Enviros Sue EPA to Stop Nutrient Trading

Like I said before, a big day in legal business around the Bay:

Chesapeake cap-and-trade plan sparks lawsuit 
Environmental groups are suing to block a new cap-and-trade program for the waters of the Cheseapeake Bay, a 200-mile estuary running from Maryland to Virginia. Food & Water Watch and Friends of the Earth argue the plan being touted by the Environmental Protection Agency (EPA) and the Department of Agriculture (USDA) would undermine the Clean Water Act.

The group alleges that the EPA's regulatory model is flawed and that the public was not given enough time to comment on the proposed rule.

Like emissions trading, water quality trading — as the EPA terms it — involves setting a limit on the overall amount of pollution that can go into a body of water. Polluters can meet the water quality goal by cutting their own emissions, or buying credits from businesses that have cut theirs. Since the cost to control emissions at one facility may be lower than at another, companies can buy and sell pollution credits to meet the quality goal while keeping their costs down. Proponents argue that this method gets the most environmental bang for the buck.
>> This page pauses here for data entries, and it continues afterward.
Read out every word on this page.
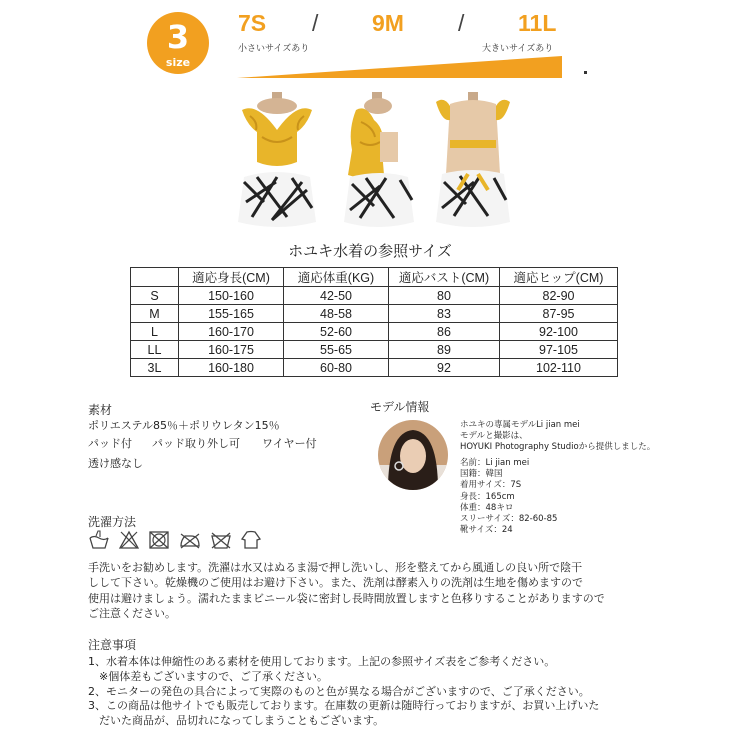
3
size
7S / 9M / 11L
小さいサイズあり	大きいサイズあり
ホユキ水着の参照サイズ
	適応身長(CM)	適応体重(KG)	適応バスト(CM)	適応ヒップ(CM)
S	150-160	42-50	80	82-90
M	155-165	48-58	83	87-95
L	160-170	52-60	86	92-100
LL	160-175	55-65	89	97-105
3L	160-180	60-80	92	102-110
素材
ポリエステル85％＋ポリウレタン15％
パッド付 パッド取り外し可 ワイヤー付
透け感なし
モデル情報
ホユキの専属モデルLi jian mei
モデルと撮影は、
HOYUKI Photography Studioから提供しました。
名前：Li jian mei
国籍：韓国
着用サイズ：7S
身長：165cm
体重：48キロ
スリーサイズ：82-60-85
靴サイズ：24
洗濯方法

手洗いをお勧めします。洗濯は水又はぬるま湯で押し洗いし、形を整えてから風通しの良い所で陰干
しして下さい。乾燥機のご使用はお避け下さい。また、洗剤は酵素入りの洗剤は生地を傷めますので
使用は避けましょう。濡れたままビニール袋に密封し長時間放置しますと色移りすることがありますので
ご注意ください。
注意事項
1、水着本体は伸縮性のある素材を使用しております。上記の参照サイズ表をご参考ください。
　※個体差もございますので、ご了承ください。
2、モニターの発色の具合によって実際のものと色が異なる場合がございますので、ご了承ください。
3、この商品は他サイトでも販売しております。在庫数の更新は随時行っておりますが、お買い上げいた
　だいた商品が、品切れになってしまうこともございます。
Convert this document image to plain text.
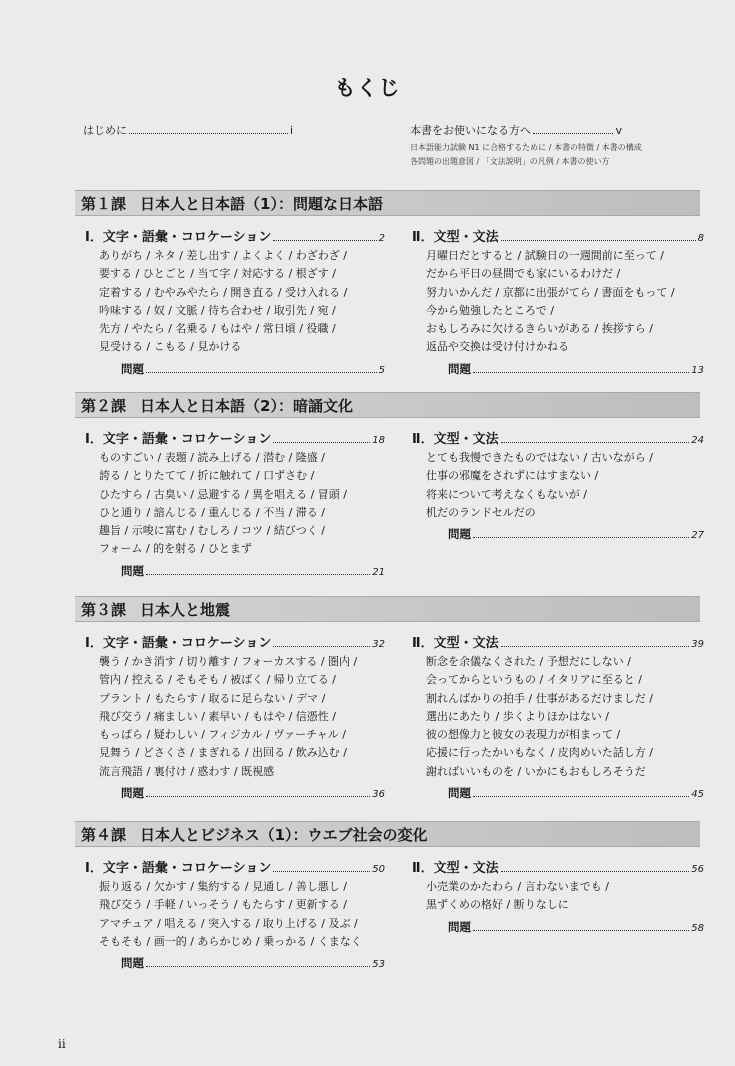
もくじ
はじめに	i	本書をお使いになる方へ	v
日本語能力試験 N1 に合格するために / 本書の特徴 / 本書の構成
各問題の出題意図 / 「文法説明」の凡例 / 本書の使い方
第１課 日本人と日本語（1）：問題な日本語
Ⅰ．文字・語彙・コロケーション	2
ありがち / ネタ / 差し出す / よくよく / わざわざ /
要する / ひとごと / 当て字 / 対応する / 根ざす /
定着する / むやみやたら / 開き直る / 受け入れる /
吟味する / 奴 / 文脈 / 待ち合わせ / 取引先 / 宛 /
先方 / やたら / 名乗る / もはや / 常日頃 / 役職 /
見受ける / こもる / 見かける
問題	5
Ⅱ．文型・文法	8
月曜日だとすると / 試験日の一週間前に至って /
だから平日の昼間でも家にいるわけだ /
努力いかんだ / 京都に出張がてら / 書面をもって /
今から勉強したところで /
おもしろみに欠けるきらいがある / 挨拶すら /
返品や交換は受け付けかねる
問題	13
第２課 日本人と日本語（2）：暗誦文化
Ⅰ．文字・語彙・コロケーション	18
ものすごい / 表題 / 読み上げる / 潜む / 隆盛 /
誇る / とりたてて / 折に触れて / 口ずさむ /
ひたすら / 古臭い / 忌避する / 異を唱える / 冒頭 /
ひと通り / 諳んじる / 重んじる / 不当 / 滞る /
趣旨 / 示唆に富む / むしろ / コツ / 結びつく /
フォーム / 的を射る / ひとまず
問題	21
Ⅱ．文型・文法	24
とても我慢できたものではない / 古いながら /
仕事の邪魔をされずにはすまない /
将来について考えなくもないが /
机だのランドセルだの
問題	27
第３課 日本人と地震
Ⅰ．文字・語彙・コロケーション	32
襲う / かき消す / 切り離す / フォーカスする / 圏内 /
管内 / 控える / そもそも / 被ばく / 帰り立てる /
プラント / もたらす / 取るに足らない / デマ /
飛び交う / 痛ましい / 素早い / もはや / 信憑性 /
もっぱら / 疑わしい / フィジカル / ヴァーチャル /
見舞う / どさくさ / まぎれる / 出回る / 飲み込む /
流言飛語 / 裏付け / 惑わす / 既視感
問題	36
Ⅱ．文型・文法	39
断念を余儀なくされた / 予想だにしない /
会ってからというもの / イタリアに至ると /
割れんばかりの拍手 / 仕事があるだけましだ /
選出にあたり / 歩くよりほかはない /
彼の想像力と彼女の表現力が相まって /
応援に行ったかいもなく / 皮肉めいた話し方 /
謝ればいいものを / いかにもおもしろそうだ
問題	45
第４課 日本人とビジネス（1）：ウエブ社会の変化
Ⅰ．文字・語彙・コロケーション	50
振り返る / 欠かす / 集約する / 見通し / 善し悪し /
飛び交う / 手軽 / いっそう / もたらす / 更新する /
アマチュア / 唱える / 突入する / 取り上げる / 及ぶ /
そもそも / 画一的 / あらかじめ / 乗っかる / くまなく
問題	53
Ⅱ．文型・文法	56
小売業のかたわら / 言わないまでも /
黒ずくめの格好 / 断りなしに
問題	58
ii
Cap-and-trade is already a reality in Maryland, Virginia, Pennsylvania and West Virginia, but now the EPA wants to establish it as a bay-wide program. Agency officials believe it can serve as a model for the nation.

Cap-and-trade rules for controlling acid rain have been successful, argues J. David Foster, former EPA analyst and now riverkeeper for the Chester River Association in Maryland. While he cautions that it is “no panacea,” he says the scheme “might offer the only affordable means of cutting pollution enough to protect our waterways and the living resources they support.”
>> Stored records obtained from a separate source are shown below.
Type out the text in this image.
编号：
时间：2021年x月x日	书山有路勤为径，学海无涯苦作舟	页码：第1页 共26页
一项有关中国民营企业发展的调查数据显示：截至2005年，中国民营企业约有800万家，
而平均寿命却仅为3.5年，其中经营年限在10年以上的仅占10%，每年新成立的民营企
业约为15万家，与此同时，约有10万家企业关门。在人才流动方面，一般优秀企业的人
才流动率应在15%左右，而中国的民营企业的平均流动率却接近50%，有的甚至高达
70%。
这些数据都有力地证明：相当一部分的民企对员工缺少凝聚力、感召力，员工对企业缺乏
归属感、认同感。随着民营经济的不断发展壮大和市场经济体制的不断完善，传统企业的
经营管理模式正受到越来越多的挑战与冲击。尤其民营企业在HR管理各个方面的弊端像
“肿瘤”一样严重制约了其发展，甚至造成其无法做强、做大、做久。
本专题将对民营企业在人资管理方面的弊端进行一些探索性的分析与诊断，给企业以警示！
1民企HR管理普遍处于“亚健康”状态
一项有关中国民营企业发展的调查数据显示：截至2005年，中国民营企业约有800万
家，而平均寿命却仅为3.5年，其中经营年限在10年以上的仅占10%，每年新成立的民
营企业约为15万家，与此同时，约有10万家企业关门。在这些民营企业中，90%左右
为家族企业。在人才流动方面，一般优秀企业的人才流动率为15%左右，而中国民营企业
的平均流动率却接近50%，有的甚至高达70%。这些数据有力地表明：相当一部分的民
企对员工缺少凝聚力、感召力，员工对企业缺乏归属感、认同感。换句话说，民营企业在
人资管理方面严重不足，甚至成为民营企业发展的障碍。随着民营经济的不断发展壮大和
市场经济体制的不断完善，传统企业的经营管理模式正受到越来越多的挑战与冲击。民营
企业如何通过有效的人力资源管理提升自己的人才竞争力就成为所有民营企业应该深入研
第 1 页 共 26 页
But critics argue it will simply be an excuse to pollute. Cap-and-trade "will allow new and increased pollution discharges into the Chesapeake Bay watershed under a complex system of market-based offsets and pollution trading that we believe is illegal under the Clean Water Act," Wenonah Hauter, Executive Director of Food & Water Watch, argued in a recent Huffington Post op-ed.
Cap and trade allows some market forces to apply to pollution control, and makes it more difficult for EPA (and its parasitic commensal NGOs) to control which industries get to flourish survive the imposition of regulations:
Hauter says the proposal is emblematic of a larger trend: the "financialization" of conservation. She argues cap-and-trade takes the responsibility for clean water away from regulators and gives it to the business sector, making it “secondary to the economic interests of the few.”